Volkswagen's van-that-thinks-it's-a-car, the Caravelle, has been given a makeover.
The most obvious cosmetic changes are to the front of the vehicle. The new headlights and front grille bring the Caravelle more in line with the look of the latest-generation Polo and Golf. There are also new rear lights, alloy wheels and door mirrors.
However, the most significant changes are under the bonnet. The Caravelle is now powered by a choice of four 2.0-litre common-rail turbodiesel engines, with power outputs of 82bhp, 100bhp, 138bhp and a twin-turbo unit with 178bhp.

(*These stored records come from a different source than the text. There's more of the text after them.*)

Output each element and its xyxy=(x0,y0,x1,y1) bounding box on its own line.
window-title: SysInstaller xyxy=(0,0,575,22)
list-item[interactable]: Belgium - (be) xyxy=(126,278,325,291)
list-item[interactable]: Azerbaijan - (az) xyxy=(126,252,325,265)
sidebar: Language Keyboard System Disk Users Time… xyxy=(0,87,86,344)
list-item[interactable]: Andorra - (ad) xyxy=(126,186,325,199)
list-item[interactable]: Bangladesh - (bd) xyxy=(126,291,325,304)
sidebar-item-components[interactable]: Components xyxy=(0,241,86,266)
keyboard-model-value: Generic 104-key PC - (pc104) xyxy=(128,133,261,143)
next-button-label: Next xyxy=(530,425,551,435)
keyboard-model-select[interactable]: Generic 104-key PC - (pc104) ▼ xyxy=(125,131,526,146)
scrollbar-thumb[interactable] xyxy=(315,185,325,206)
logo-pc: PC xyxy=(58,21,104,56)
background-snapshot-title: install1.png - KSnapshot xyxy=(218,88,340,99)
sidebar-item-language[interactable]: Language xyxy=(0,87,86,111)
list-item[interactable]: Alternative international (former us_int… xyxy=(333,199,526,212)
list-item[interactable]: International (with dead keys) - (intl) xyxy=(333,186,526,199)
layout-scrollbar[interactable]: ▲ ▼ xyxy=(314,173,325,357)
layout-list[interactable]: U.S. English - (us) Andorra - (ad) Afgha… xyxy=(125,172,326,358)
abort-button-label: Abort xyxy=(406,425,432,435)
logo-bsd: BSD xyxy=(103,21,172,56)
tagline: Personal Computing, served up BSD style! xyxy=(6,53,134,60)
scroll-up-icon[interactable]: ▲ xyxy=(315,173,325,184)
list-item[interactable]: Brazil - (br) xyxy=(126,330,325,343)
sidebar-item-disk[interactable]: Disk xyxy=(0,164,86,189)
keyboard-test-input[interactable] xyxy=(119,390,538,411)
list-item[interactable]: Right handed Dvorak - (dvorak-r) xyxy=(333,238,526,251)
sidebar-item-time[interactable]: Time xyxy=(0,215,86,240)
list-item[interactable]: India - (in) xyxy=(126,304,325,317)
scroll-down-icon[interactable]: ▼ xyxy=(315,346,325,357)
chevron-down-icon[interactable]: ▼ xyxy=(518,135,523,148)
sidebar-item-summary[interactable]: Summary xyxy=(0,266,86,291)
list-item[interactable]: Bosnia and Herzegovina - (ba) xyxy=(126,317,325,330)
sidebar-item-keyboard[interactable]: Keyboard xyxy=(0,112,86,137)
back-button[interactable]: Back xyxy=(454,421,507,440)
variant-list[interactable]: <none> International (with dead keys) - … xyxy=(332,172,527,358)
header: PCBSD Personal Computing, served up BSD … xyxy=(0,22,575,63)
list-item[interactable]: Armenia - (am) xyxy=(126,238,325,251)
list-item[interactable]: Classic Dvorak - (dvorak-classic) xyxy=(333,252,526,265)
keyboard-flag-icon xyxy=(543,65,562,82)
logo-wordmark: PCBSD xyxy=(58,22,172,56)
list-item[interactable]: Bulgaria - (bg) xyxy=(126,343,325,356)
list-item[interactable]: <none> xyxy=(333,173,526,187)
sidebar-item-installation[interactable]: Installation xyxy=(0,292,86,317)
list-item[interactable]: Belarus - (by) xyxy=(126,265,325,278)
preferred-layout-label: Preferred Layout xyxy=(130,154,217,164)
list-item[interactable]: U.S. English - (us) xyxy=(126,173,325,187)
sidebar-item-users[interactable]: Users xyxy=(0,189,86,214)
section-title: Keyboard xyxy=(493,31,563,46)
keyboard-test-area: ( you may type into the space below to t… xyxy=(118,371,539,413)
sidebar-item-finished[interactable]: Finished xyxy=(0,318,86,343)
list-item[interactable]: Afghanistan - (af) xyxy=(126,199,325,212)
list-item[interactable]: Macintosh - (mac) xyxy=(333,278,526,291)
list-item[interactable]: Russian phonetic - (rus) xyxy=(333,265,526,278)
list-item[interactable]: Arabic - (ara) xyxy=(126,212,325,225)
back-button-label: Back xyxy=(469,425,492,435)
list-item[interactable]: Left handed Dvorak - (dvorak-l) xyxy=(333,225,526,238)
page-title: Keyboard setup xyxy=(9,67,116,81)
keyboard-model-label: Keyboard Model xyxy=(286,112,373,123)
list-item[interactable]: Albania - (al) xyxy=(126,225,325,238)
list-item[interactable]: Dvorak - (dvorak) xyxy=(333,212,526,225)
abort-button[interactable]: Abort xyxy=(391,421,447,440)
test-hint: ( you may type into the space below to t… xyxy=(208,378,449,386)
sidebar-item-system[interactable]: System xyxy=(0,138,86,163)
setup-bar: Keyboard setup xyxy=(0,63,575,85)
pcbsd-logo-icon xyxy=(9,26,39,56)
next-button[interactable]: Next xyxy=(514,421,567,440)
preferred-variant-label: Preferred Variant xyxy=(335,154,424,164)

The 82bhp and 100bhp engines come with five-speed manual gearboxes, while the 138bhp and twin-turbo units get six-speed manuals or, for the first time, VW's seven-speed DSG semi-automatic 'box. Both of these engines can also be specced with four-wheel drive, too.
There's a new power-steering system and safety equipment has been improved. Electronic stability control is standard, as is hill-start assist. A blind-spot alert system is also new to the Caravelle.
What's it like to drive?
The Caravelle is VW's Transporter van with seats and windows, so don't expect limo-like ride comfort or the handling of a sports car. You roll round corners and bounce along uneven surfaces, but that's to be expected of a car so close to a commercial vehicle. The steering is light, but we'd prefer to have a little more feel.
The engines, however, don't disappoint. They are refined and relatively smooth. The 138bhp unit is probably the best compromise between power and fuel economy. As you'd expect, gearchanges are smooth with the DSG gearbox, although there's a little delay between pressing the accelerator and the power kicking in.
What's it like inside?
Not too much has changed inside the car. There's a good driving position and a great view out, plus the standard rear parking sensors certainly help when reversing.
The seating system from the current car is carried over, which means there are two seats in the middle row that can swivel to face the three seats in the back row - creating a 'lounge', says Volkswagen. Driver and passengers won't want for room and there's plenty of storage space.
It's a shame that the dashboard shown in these pictures of the left-hand-drive models won't make its way into UK-spec cars. To keep costs down, VW is putting the dash from the Transporter van into the right-hand-drive Caravelle.
Ariels for the radio, Bluetooth and sat-nav are now housed in the door mirrors - so take extra care in confined spaces!
Prices have yet to be confirmed and it hasn't been decided if UK buyers can get the base-spec Caravelle, so expect to pay more for a Caravelle than you do now probably from around £30,000. However, VW says that the four-cylinder engines are more efficient than the equivalent five-cylinder engines they replace. Average fuel economy and CO2 emissions are detailed below.
The car goes on sale in January - in VW commercial vehicle dealerships.
There's no hiding from the fact that the Caravelle is a van with (comfortable) seats, but that's part of its appeal. Ideal if you have a family the size of the Waltons.